The posts over the next 10 days might lack some of Andy’s wisdom, but Maria and I will do our best to give you an honest account of what it's like to be a beginner in meditation. I have only been practicing for about 2 years so I am really fresh to this and in no way an expert, but I do know what its like to be a beginner and what its like to struggle.
I have never been on long retreats or had formal training. I have always had to fit my practice around setting up a business, having a relationship, meeting friends, exercising and all the other demands that living in a city brings. So I have definitely had to make meditation work around my life. Which I have found challenging at times, but because I have seen some of the benefits that a daily practice can bring, it is now one of the most important parts of my day. I know a lot of people suffer with discipline, but to be honest I have never struggled with that. I think I am wired in a way that makes me want to achieve, which is great for making sure you do your practice not so great for developing a calm mind.
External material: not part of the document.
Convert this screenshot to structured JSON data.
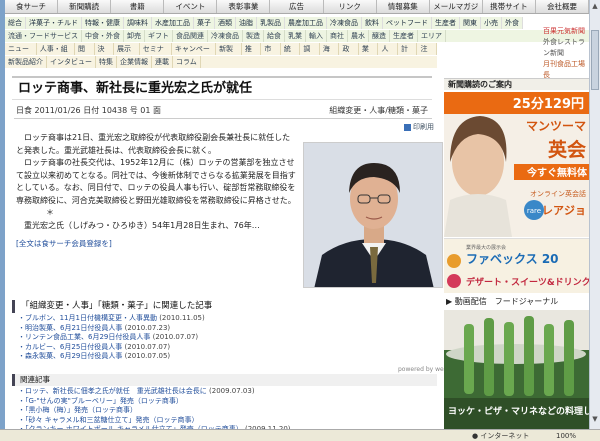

Like the animation "effort" explains, the harder you try the further you get away from the state you are trying to achieve. I find it incredible how long it has taken me to grasp this, I still catch myself doing it every so often and that's after 2 years of daily practice and 6 events and countless numbers of presentations where Andy has told me that approach is futile. I guess the mind can take a long time to unlearn old patterns of behaviour!
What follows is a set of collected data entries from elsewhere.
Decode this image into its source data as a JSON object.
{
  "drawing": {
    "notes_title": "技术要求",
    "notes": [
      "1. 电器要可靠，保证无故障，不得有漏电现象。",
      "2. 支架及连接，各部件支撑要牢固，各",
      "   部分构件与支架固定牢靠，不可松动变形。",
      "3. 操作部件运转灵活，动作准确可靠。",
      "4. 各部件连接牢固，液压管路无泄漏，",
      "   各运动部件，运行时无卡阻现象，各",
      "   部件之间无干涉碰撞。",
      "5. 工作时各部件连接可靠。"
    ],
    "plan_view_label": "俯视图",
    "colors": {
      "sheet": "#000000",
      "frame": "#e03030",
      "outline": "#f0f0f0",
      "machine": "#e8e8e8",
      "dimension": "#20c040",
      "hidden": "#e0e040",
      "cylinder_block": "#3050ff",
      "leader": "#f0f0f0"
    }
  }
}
I also still find it really hard to sit with uncomfortable feelings or thoughts, it is amazing how many strategies I will come up with to try and get away from what is actually happening. The stories I come up with in my head are unbelievable at times, but the beauty of learning to meditate is I get a chance to see them much earlier. My mind still comes up with them, but I have the chance to either watch them passively or get involved with them and try and change them somehow or feed them and make them last for ages. The skill of watching the thoughts passively is an ongoing process and one I am learning every day- I guess that's why they call it practice. It's an ongoing thing that you never stop learning. I suppose that's why we feel so passionate about the Headspace project, it's an organic, living thing that hopefully people can be involved with for a long time. Andy tells me a lot that he still feels like a beginner, which is comforting in that it motivates me to keep persevering with the techniques and I guess that is my biggest piece of advice: you have to stick with it. The more you practice, the more familiar you become with the feeling that meditation can bring and the more you can start to integrate it into your life. So whether your practice brings you tears, joy, frustration, anger or just bores you rigid, which my practice does on a regular basis, stick with it.